Macquarie chief executive Nicholas Moore said in a statement that short-term forecasting was difficult because markets remain volatile, despite the recent improvements.
"We currently expect the profit for the second half of 2010 to be broadly in line with the first half, but this remains subject to market conditions and significant swing factors and excludes the impact of one-off items," he said.
"While there have been some improving trends in a number of major markets, overall we continue to maintain a cautious stance with a conservative approach to funding and capital."

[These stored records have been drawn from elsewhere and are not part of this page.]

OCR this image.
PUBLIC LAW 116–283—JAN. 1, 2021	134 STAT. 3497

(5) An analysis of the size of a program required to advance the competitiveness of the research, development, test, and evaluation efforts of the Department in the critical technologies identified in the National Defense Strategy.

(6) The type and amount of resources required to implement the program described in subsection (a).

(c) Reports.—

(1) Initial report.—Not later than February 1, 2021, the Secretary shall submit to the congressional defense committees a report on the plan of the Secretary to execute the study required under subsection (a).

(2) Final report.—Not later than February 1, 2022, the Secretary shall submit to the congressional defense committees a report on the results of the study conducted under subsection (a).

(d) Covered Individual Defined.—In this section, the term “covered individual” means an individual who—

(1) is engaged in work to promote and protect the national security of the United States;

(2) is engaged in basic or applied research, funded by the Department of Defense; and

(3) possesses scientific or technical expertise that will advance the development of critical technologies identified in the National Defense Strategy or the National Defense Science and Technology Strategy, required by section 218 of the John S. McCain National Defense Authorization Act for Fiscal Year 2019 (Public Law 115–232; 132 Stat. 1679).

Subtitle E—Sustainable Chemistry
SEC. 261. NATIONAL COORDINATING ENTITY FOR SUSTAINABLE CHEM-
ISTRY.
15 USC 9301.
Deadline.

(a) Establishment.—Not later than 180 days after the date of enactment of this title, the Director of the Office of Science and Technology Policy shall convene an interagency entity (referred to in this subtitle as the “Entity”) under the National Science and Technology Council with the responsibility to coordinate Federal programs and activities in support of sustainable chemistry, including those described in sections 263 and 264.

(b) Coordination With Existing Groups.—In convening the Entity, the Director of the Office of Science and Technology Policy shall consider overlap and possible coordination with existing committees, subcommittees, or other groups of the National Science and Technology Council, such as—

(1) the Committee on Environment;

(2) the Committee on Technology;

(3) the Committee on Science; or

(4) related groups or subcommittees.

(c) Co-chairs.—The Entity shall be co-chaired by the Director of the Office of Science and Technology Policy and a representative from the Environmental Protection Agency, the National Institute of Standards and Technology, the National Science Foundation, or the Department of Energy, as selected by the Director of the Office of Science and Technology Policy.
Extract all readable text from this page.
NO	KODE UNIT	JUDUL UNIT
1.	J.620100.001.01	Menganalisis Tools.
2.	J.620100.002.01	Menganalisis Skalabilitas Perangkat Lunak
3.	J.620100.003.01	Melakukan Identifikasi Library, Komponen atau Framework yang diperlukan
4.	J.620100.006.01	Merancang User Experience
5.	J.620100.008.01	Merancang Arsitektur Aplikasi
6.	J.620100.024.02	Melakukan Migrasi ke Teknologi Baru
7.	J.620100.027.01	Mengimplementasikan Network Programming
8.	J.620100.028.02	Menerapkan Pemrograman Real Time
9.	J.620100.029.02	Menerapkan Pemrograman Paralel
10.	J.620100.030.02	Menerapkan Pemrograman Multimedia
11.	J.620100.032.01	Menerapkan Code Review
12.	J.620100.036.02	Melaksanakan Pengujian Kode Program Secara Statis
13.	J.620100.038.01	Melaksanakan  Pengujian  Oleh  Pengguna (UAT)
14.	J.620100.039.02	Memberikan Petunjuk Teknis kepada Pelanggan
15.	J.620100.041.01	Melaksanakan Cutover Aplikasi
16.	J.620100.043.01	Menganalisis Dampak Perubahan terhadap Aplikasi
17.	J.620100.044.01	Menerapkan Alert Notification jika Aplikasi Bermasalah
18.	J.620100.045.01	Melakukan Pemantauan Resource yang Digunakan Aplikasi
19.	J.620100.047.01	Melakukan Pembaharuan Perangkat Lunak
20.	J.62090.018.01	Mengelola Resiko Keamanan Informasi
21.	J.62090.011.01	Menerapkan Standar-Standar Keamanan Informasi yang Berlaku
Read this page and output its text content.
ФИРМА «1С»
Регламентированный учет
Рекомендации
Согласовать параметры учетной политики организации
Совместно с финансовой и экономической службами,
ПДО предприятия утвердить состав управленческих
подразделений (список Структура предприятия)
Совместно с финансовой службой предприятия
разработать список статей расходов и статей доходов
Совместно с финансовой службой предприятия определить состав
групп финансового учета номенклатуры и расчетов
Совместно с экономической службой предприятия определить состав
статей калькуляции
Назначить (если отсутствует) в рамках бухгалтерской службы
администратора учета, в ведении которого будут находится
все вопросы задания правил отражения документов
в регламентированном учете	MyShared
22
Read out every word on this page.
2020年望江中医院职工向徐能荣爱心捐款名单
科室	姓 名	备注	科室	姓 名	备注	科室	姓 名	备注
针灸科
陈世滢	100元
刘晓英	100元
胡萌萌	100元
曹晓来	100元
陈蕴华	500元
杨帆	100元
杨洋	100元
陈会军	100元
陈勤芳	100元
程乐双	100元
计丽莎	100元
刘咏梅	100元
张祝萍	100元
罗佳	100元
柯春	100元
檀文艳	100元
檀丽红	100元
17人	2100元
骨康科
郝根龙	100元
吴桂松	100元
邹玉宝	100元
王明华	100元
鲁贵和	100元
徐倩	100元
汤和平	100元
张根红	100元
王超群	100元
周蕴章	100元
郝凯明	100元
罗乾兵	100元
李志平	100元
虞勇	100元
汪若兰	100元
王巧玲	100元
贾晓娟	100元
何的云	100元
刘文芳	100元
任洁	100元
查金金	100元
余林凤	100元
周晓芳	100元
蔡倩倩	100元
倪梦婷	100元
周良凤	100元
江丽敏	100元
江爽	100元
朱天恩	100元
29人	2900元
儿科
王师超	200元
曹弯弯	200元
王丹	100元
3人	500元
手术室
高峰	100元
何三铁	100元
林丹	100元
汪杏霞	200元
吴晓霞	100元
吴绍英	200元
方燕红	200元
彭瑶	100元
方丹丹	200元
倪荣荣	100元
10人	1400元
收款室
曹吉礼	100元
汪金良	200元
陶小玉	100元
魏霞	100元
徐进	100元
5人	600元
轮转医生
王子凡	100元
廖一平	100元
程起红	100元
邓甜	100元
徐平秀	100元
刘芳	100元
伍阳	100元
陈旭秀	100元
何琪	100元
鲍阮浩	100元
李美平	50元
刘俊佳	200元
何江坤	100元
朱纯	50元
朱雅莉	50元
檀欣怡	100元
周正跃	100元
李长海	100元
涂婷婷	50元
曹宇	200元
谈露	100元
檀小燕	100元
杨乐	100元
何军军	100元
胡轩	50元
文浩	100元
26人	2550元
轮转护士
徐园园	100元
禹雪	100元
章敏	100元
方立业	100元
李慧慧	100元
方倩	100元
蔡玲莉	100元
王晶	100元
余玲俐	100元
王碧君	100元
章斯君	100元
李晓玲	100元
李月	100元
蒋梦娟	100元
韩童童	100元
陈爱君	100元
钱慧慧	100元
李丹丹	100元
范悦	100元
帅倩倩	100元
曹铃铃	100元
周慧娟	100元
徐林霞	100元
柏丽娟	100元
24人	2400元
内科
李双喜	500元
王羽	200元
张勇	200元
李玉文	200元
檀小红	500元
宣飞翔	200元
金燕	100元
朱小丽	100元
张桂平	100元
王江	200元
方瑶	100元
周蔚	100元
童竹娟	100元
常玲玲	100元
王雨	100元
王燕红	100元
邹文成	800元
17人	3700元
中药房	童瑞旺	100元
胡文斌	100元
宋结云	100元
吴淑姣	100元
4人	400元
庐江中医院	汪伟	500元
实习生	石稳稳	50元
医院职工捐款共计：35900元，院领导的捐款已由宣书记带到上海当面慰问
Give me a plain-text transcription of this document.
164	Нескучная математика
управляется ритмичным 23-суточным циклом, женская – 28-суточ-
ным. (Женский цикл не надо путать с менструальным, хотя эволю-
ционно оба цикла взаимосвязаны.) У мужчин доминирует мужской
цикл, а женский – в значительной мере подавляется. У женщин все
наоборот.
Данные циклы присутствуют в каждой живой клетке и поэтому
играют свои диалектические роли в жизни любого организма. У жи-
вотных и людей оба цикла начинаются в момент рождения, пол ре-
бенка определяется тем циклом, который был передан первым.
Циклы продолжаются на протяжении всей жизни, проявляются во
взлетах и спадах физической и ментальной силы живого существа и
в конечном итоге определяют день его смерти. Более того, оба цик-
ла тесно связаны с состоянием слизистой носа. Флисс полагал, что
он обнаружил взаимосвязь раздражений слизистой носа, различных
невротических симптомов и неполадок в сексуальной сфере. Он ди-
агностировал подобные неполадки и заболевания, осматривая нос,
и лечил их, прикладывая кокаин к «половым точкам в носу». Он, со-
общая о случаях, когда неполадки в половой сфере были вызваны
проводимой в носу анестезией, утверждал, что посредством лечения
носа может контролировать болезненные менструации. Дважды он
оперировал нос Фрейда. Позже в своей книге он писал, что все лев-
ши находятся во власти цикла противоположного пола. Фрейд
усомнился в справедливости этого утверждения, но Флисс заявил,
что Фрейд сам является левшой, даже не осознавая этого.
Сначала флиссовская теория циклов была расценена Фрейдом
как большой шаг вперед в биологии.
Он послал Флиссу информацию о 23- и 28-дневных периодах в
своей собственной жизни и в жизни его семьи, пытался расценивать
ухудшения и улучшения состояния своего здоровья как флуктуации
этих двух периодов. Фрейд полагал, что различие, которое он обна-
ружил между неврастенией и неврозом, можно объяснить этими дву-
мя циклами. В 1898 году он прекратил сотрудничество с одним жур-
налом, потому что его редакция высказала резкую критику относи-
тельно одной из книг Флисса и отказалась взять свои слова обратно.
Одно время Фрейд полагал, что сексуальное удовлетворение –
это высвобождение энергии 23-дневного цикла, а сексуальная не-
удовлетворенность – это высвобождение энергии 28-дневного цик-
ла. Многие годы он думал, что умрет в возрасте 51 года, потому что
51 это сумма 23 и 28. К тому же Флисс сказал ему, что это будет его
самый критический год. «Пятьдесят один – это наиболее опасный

Macquarie made four takeovers during the first half ended September 30, spending about $824 million to buy a wealth manager, fund manager, investment bank and energy adviser in North America. The deal is part of Mr Moore's plan to expand into geographic and business areas where Macquarie hasn't had a strong presence.
But that didn't mean the Sydney-based bank was aggressively expanding, as it maintained capital of $11.5 billion, $4.5 billion more than its minimum regulatory requirement, in the half.
"While we have deployed funding during the period, we have continued to maintain conservative and appropriate levels of capital and liquidity, which has had an impact on our earnings," Mr Moore said.
"Our strong balance sheet, strong team and market conditions provide opportunities for medium term growth, building upon the strength, diversification and global reach of our businesses."
Shares in Macquarie gained $1.30, or 2.64 per cent, to $50.55 by 1046 AEDT, trailing the financials as a whole. The S&P/ASX200 Financials index rose 2.88 per cent.
The $479 million first half net profit declined from $604 million a year earlier, but was better than the bank's own forecast of about $435.5 million.
The bank took write downs of $414 million for the first half. Still, all its divisions except the real estate banking division were profitable.
"Our first half result reflects improved market conditions and the diversification and global reach of our businesses," Mr Moore said.
"However, the result was impacted by a number of one-off items and equity accounted gains and losses."
Earnings per share slumped 31 per cent from a year earlier to $1.45, following a $1.21 billion capital raising first announced in May. Capital raisings reduce the earnings per share figure as they increase the number of shares the profit is shared between.
Assets under management declined by $27 billion to $217 billion, mainly because of the gain in the Australian dollar since March.
Retail deposits increased slightly to $13.9 billion.
Net operating income gained five per cent to $3.1 billion.
Macquarie's fixed income, currencies and commodities division contributed the biggest share of profit, adding $368 million to the overall figure as market conditions improved.
Macquarie Capital contributed $331 million while the securities group added $319 million.
The real estate division reported a loss of $56 million as losses were realised on the sale of investments and asset impairments were recognised.
Macquarie declared a first half dividend of 86 cents per share unfranked, compared with the $1.45 payment the year before.